Likewise, the concern that there will be a substantial increase in unbranded or counterfeit cigarette supply is unfounded. What is more likely is that the introduction of plain packaging will make cigarette production far cheaper, therefore making the illegal market less profitable, and less cost effective.
It is surely undeniable that banning all branding will lead to a "substantial increase" in the supply of unbranded cigarettes. That is kind of the point, no?
As for counterfeiting, I'll have a glass of whatever these guys have been drinking. Let me get this straight - plain packaging will make cigarette production "far cheaper", but only for those who produce cigarettes in the legal market? For counterfeiters, however, the efficiency savings of only having to produce one pack design instead of 200 will miraculously not apply. Furthermore, these counter-feiters will be driven out of business because Big Tobacco will be so much more cost effective. I see...

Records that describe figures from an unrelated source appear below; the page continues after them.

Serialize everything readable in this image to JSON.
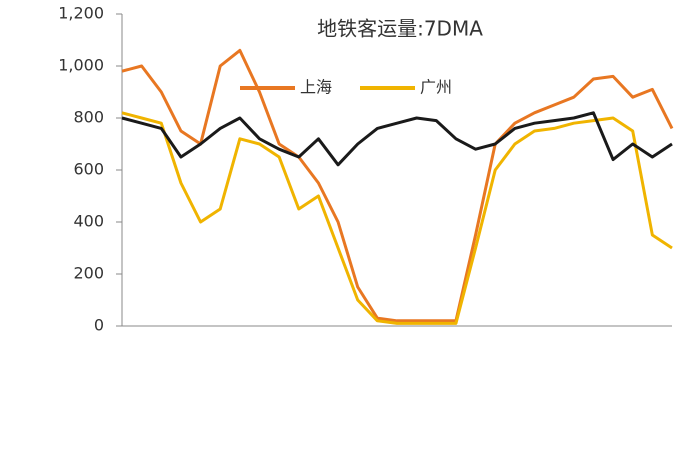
{
  "chart_data": {
    "type": "line",
    "title": "地铁客运量:7DMA",
    "ylim": [
      0,
      1200
    ],
    "yticks": [
      0,
      200,
      400,
      600,
      800,
      {
        "value": 1000,
        "label": "1,000"
      },
      {
        "value": 1200,
        "label": "1,200"
      }
    ],
    "series": [
      {
        "name": "上海",
        "color": "#e87722",
        "values": [
          980,
          1000,
          900,
          750,
          700,
          1000,
          1060,
          900,
          700,
          650,
          550,
          400,
          150,
          30,
          20,
          20,
          20,
          20,
          350,
          700,
          780,
          820,
          850,
          880,
          950,
          960,
          880,
          910,
          760
        ]
      },
      {
        "name": "广州",
        "color": "#f0b400",
        "values": [
          820,
          800,
          780,
          550,
          400,
          450,
          720,
          700,
          650,
          450,
          500,
          300,
          100,
          20,
          10,
          10,
          10,
          10,
          300,
          600,
          700,
          750,
          760,
          780,
          790,
          800,
          750,
          350,
          300
        ]
      },
      {
        "color": "#1a1a1a",
        "values": [
          800,
          780,
          760,
          650,
          700,
          760,
          800,
          720,
          680,
          650,
          720,
          620,
          700,
          760,
          780,
          800,
          790,
          720,
          680,
          700,
          760,
          780,
          790,
          800,
          820,
          640,
          700,
          650,
          700
        ]
      }
    ]
  }
}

Of course, the only way the legal market could beat the illicit market would be by driving down prices, since low prices are the USP of counterfeit goods, but this apparently will not happen in practice because the government will yet again put up taxes.

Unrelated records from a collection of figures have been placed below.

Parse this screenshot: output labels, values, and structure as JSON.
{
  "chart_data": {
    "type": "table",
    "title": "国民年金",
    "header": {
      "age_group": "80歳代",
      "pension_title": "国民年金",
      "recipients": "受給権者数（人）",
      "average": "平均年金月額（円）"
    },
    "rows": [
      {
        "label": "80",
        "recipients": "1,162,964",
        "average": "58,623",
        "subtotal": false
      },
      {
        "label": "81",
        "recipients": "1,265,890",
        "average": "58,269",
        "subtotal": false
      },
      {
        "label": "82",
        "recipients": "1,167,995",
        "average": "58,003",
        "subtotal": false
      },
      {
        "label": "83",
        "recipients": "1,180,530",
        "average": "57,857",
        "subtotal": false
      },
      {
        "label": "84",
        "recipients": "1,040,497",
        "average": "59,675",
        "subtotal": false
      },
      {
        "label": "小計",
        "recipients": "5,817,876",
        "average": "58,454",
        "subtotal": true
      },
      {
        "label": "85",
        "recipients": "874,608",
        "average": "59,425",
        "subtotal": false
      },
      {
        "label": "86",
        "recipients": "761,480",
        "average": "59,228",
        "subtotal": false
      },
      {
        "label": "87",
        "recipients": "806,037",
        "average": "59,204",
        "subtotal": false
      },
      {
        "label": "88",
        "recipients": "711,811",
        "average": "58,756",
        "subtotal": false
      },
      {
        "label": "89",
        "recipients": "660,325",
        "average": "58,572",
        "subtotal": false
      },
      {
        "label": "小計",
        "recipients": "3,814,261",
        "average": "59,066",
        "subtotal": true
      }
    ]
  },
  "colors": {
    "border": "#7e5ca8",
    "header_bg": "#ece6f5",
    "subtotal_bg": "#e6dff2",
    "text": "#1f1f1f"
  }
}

'The claim from the tobacco industry that plain packaging will potentially reduce cigarette prices, is likely to be correct,' says Professor Clarke. 'But this price decline can be readily offset by increases in the tobacco excise.'
In summary, then, plain packaging will make it cheaper and easier to manufacture cigarette packs, but not if you're a counterfeiter. The government will then increase cigarette prices which - despite the fact that the illicit trade exists solely because of artifically high prices in the first place - will mysteriously make illicit cigarettes less appealing and less profitable.
Anti-smoking economics - like normal economics but in reverse.